It’s October and the Black Cultural Archives, a celebrated museum in Brixton, is a frenzy of activity as filming is in full swing on Queenie, the much anticipated new show on Channel 4.
Cables snake across the floor, spotlights illuminate the white walls inside and – in the middle of it all – the show’s lead Dionne Brown is getting ready for the cameras to start rolling. Barely out of acting school, she is starring as the title character, Queenie herself.
Adapted from the bestselling 2019 book of the same name by Candice Carty-Williams, Queenie follows its 25-year-old protagonist as she navigates life and love – and a quarter-life crisis – in present-day London.
Away from the action, in quiet room upstairs, I chat to the cast and creatives, starting with Carty-Williams herself. She has adapted her novel for TV, serving as both screenwriter and executive producer – something that proved a bit of a challenge.
“It's been exciting to be able to reimagine Queenie,” she says. “When I wrote it, it was 2017, so obviously times have changed loads... it's been like, who these people now? Who would they be in 2024?”
That doesn’t just include changing slang to catch up with the present day – it also included adding some new characters, including the mysterious Frank, played by Samuel Adewunmi.
“Frank doesn't have a name in the novel but he's in there. He's Kyazike’s cousin. I really wanted to explore Queenie's relationship with black men through a character, rather than just nod to it,” Carty-Williams says; in the books, the only relationship Queenie has with a black man is through the spectre of her abusive stepfather.
And as for Queenie herself? “I'd always wanted someone who was relatively unknown to play Queenie, and I feel sad for Dionne because I think that for the rest of her life, people will be like, ‘That’s Queenie!’ - do you know what I mean?” she jokes.
“I think it was important for someone to be able to come to it fresh, and also I knew how much support she would have from us, so I'm here every day. I talk to her every single day. She messages me… it’s amazing to watch, I’ve cried a lot actually on this.”
The character of Queenie is about 50 per cent Carty-Williams, the author says, “in terms of character, who she is.”
“But Dionne and I are very different, and that's really good, because it would be weird to see a version of myself, walking and talking like me.”
When Brown enters the room to chat, she looks like she’s walked straight off the pages of the book: lots of layered jewelry, trainers and a knitted dress, and ready to shoot a scene as Queenie alongside her cousin Diana, played by Cristale De’Abreu.
It turns out that Brown had a sizeable input into the costume, to the extent that she’s taking home “all the jewelry, all my trainers, some of the jackets,” she laughs.
She gestures to her layered gold necklaces – including one that says ‘Queenie’. “This is actually really similar to my personal style as well.”

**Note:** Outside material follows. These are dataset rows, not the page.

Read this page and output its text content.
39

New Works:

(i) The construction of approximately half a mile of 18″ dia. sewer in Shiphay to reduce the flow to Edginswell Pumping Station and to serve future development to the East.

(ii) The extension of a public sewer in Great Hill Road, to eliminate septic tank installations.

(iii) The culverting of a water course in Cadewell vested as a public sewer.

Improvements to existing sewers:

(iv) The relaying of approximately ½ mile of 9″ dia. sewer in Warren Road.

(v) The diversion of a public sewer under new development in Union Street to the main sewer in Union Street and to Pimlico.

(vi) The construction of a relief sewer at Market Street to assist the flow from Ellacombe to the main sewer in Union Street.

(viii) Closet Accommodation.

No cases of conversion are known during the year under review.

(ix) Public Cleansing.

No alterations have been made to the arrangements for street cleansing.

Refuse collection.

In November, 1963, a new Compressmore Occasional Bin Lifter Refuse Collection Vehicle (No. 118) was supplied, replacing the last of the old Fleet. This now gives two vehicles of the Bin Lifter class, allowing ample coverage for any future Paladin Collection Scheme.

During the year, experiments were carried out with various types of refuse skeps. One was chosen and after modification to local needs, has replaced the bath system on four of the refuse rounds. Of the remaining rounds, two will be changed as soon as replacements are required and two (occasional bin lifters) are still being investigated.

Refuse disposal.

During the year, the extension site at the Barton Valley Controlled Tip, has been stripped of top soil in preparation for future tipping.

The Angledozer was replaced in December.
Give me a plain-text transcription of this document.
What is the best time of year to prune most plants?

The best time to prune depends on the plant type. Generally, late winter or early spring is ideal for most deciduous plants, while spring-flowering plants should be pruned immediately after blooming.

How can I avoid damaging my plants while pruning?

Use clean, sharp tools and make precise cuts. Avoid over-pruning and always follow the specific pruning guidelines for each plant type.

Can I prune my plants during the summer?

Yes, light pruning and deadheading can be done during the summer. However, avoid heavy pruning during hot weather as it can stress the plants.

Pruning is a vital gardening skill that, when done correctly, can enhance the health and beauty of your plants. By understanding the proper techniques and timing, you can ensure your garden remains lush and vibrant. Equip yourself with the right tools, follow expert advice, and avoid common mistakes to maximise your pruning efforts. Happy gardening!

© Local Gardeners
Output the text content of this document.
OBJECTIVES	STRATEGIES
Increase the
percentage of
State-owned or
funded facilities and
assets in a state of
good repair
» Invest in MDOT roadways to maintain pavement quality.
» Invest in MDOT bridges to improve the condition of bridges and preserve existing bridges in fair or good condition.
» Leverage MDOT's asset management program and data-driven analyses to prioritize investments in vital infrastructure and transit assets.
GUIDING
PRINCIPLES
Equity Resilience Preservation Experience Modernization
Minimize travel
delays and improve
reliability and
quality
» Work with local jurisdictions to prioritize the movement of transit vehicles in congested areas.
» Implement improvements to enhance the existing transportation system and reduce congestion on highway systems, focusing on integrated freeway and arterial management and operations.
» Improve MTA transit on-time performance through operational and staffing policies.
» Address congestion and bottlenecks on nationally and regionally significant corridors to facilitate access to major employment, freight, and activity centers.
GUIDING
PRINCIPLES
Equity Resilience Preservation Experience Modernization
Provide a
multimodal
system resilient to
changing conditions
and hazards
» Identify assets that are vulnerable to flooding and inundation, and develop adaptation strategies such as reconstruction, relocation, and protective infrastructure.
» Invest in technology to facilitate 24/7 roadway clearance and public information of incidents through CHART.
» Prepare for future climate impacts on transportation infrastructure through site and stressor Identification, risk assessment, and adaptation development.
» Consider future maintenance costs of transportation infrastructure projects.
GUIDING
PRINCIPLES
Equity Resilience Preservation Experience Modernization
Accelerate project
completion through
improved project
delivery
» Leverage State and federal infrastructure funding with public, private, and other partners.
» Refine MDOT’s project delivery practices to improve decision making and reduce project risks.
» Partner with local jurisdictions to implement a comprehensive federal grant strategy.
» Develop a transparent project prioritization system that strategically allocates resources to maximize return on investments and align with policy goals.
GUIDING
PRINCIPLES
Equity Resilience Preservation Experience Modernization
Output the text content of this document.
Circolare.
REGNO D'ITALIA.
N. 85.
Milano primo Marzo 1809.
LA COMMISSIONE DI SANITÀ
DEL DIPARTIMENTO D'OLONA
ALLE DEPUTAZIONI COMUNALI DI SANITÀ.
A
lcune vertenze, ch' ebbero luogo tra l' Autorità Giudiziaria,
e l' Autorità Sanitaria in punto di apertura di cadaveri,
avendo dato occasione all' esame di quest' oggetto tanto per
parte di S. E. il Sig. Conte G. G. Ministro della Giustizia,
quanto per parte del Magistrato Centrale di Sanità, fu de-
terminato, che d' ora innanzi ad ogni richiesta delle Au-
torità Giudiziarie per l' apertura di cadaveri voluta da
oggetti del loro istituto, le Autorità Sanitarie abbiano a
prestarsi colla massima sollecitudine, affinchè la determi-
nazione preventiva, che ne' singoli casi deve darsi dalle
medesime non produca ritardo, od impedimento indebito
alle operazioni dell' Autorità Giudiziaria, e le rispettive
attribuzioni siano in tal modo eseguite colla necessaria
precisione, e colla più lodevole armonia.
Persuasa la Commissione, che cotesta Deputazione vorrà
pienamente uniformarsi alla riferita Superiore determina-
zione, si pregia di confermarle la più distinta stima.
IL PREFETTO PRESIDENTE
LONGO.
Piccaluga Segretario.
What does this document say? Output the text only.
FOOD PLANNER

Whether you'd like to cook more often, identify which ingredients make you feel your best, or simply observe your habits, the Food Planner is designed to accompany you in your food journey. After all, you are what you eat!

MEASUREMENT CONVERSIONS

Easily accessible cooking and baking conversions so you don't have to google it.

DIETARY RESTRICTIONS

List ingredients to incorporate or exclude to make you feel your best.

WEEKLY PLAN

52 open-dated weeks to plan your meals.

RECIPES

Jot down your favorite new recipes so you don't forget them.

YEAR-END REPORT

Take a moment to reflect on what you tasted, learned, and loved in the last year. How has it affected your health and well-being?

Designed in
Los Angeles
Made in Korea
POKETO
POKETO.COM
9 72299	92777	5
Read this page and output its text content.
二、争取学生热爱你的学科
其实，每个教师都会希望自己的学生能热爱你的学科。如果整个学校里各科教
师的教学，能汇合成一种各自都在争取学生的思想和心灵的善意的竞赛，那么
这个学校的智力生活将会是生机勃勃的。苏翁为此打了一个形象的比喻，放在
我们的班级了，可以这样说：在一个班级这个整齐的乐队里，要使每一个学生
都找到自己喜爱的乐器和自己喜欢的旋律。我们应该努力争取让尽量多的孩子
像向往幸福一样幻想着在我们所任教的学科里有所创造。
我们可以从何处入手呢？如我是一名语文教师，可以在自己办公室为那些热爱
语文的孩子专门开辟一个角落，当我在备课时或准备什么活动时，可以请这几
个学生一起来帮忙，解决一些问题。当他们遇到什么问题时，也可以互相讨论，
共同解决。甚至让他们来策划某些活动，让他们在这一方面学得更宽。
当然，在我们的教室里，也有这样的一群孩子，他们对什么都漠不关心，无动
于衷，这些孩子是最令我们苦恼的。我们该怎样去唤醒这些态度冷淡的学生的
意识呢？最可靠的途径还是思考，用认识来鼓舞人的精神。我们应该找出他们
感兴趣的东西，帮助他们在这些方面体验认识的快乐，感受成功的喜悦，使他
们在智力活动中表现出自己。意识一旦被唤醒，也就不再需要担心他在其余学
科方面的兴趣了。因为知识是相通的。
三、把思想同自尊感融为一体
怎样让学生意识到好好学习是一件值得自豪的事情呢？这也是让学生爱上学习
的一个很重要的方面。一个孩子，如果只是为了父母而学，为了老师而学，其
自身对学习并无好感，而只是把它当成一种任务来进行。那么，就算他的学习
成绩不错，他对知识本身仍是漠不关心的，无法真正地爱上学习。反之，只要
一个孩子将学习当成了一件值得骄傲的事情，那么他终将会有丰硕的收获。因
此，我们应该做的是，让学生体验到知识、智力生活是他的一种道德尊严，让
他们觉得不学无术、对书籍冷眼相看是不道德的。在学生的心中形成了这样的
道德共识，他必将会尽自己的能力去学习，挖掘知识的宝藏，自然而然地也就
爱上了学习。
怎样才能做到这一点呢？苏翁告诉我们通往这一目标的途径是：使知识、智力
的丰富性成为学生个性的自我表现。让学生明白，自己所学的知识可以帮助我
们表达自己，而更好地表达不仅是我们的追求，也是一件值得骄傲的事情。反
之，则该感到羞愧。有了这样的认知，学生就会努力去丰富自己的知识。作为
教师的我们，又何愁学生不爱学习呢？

Aside from her style, though, she says the character she’s portraying is actually pretty universal. “I feel like Queenie represents womanhood as a whole,” she says.
“I feel like there's a Queenie in women unanimously, she’s not just relegated to women of colour. I feel like we can all relate to at least three out of the hundred situations minimally, of what she’s going through.”
Over the course of the story, there is a lot: Queenie suffers a miscarriage, breaks up with her long-term boyfriend Tom, and enters into a series of destructive relationships – all the while spiraling mentally and struggling to keep on top of her job and friendships.
The series also required Brown to film her first-ever sex scenes, something she describes as “super nerve-wracking”.
“I could have thrown up before, just off of nerves,” she says. “I never even kissed anybody at drama school. I was like, ‘I’m not kissing any of you boys! You all smell!’ Now I’m going into this show where I’m having to be super intimate, with more than one man, and not all of it is nice.”
“The novel is quite dark,” Carty-Williams says – though Brown does stress that “Queenie does consent” to the sex she’s having, they made the decision to tone it down slightly in the show, which is helped by the format.
“I think that would be quite a hard thing to see visually. And so [in the show] Queenie is kind of a dispersion of things. She's more reflective and her world is so much bigger because we're just less with her all the time.
With the show on the cusp of airing, is Brown ready for her life to change? “It stresses me out a little bit,” she admits.
“Maybe it is like a typical London personality of me, but when I get stopped in the street, and it's a bit like, ‘Why are you talking to me?’ kind of thing. I feel like that's probably not going to serve me best once the show comes out.”